To the Noise and Back: Diffusion for Shared Autonomy
- URL: http://arxiv.org/abs/2302.12244v3
- Date: Thu, 15 Jun 2023 18:06:12 GMT
- Title: To the Noise and Back: Diffusion for Shared Autonomy
- Authors: Takuma Yoneda and Luzhe Sun and and Ge Yang and Bradly Stadie and
Matthew Walter
- Abstract summary: We present a new approach to shared autonomy that employs a modulation of the forward and reverse diffusion process of diffusion models.
Our framework learns a distribution over a space of desired behaviors.
It then employs a diffusion model to translate the user's actions to a sample from this distribution.

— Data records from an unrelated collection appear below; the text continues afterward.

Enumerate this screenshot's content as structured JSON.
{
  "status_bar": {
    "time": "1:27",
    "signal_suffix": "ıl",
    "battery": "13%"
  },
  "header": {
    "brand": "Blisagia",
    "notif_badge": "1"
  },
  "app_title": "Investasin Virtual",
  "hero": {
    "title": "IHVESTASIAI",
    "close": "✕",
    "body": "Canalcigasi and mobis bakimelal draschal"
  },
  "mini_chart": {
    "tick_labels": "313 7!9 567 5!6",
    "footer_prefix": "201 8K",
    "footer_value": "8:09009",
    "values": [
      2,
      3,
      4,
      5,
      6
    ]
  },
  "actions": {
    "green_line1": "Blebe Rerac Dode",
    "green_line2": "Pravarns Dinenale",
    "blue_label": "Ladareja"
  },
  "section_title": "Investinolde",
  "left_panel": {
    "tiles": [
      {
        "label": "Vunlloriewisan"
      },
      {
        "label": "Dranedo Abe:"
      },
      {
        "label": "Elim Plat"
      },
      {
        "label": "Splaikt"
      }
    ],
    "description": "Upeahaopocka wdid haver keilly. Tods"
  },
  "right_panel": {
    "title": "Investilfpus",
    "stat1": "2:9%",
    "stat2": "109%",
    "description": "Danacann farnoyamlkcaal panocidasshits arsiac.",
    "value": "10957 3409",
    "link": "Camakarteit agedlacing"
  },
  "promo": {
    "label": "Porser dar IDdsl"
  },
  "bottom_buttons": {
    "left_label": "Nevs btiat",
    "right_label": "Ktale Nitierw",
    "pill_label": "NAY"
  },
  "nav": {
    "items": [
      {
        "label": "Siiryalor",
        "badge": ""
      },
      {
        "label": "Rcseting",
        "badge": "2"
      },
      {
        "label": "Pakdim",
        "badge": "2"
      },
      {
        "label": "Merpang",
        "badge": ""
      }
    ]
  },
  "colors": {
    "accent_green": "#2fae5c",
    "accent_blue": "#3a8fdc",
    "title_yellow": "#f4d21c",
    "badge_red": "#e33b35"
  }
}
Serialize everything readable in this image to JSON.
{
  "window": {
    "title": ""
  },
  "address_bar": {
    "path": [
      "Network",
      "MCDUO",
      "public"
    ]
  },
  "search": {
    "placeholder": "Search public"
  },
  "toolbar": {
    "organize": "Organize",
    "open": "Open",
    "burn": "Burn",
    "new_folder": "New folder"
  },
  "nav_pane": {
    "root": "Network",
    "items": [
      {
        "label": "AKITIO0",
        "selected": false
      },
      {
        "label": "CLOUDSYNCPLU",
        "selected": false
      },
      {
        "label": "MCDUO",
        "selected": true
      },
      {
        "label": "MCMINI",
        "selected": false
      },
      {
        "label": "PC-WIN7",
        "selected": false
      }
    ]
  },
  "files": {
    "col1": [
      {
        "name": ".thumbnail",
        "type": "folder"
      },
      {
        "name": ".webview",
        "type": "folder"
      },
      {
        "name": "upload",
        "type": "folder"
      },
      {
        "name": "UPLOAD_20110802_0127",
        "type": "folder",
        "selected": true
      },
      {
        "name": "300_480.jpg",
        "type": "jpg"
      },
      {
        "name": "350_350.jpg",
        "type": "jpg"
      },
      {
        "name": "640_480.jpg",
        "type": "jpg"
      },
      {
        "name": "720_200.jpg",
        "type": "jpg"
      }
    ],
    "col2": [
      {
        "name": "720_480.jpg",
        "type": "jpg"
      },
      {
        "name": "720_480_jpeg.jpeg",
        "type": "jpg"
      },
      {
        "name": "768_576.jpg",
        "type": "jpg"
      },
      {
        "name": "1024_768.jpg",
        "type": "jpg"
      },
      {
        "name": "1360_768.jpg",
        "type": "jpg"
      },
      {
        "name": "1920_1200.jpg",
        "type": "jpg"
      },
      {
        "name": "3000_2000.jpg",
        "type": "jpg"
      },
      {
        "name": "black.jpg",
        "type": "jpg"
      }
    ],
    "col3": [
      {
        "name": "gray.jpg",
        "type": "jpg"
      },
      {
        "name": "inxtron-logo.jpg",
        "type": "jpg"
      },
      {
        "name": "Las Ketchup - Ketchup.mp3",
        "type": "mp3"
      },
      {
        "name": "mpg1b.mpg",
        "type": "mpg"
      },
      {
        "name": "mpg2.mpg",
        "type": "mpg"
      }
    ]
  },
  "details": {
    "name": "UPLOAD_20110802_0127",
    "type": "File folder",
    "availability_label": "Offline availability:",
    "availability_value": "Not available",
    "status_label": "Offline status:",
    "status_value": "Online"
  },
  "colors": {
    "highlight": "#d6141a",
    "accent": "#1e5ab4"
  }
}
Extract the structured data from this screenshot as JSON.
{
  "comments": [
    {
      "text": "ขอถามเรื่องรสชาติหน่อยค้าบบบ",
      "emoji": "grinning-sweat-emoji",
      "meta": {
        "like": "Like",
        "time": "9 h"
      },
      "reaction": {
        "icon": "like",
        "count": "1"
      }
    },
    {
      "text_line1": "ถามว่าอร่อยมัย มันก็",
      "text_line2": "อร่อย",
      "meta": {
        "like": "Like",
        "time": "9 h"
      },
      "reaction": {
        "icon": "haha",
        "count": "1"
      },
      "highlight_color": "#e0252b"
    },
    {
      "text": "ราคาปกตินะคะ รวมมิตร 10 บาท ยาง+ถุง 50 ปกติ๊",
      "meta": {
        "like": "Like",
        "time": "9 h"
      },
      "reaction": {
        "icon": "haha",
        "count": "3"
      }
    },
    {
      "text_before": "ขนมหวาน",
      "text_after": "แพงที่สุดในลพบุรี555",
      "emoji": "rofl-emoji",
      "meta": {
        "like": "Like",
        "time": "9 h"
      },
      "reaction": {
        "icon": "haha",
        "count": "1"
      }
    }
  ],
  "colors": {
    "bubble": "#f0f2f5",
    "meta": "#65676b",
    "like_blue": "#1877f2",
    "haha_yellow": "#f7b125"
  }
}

- Score: 2.341116149201203
- License: http://creativecommons.org/licenses/by/4.0/
- Abstract: Shared autonomy is an operational concept in which a user and an autonomous
agent collaboratively control a robotic system. It provides a number of
advantages over the extremes of full-teleoperation and full-autonomy in many
settings. Traditional approaches to shared autonomy rely on knowledge of the
environment dynamics, a discrete space of user goals that is known a priori, or
knowledge of the user's policy -- assumptions that are unrealistic in many
domains. Recent works relax some of these assumptions by formulating shared
autonomy with model-free deep reinforcement learning (RL). In particular, they
no longer need knowledge of the goal space (e.g., that the goals are discrete
or constrained) or environment dynamics. However, they need knowledge of a
task-specific reward function to train the policy. Unfortunately, such reward
specification can be a difficult and brittle process. On top of that, the
formulations inherently rely on human-in-the-loop training, and that
necessitates them to prepare a policy that mimics users' behavior. In this
paper, we present a new approach to shared autonomy that employs a modulation
of the forward and reverse diffusion process of diffusion models. Our approach
does not assume known environment dynamics or the space of user goals, and in
contrast to previous work, it does not require any reward feedback, nor does it
require access to the user's policy during training. Instead, our framework
learns a distribution over a space of desired behaviors. It then employs a
diffusion model to translate the user's actions to a sample from this
distribution. Crucially, we show that it is possible to carry out this process
in a manner that preserves the user's control authority. We evaluate our
framework on a series of challenging continuous control tasks, and analyze its
ability to effectively correct user actions while maintaining their autonomy.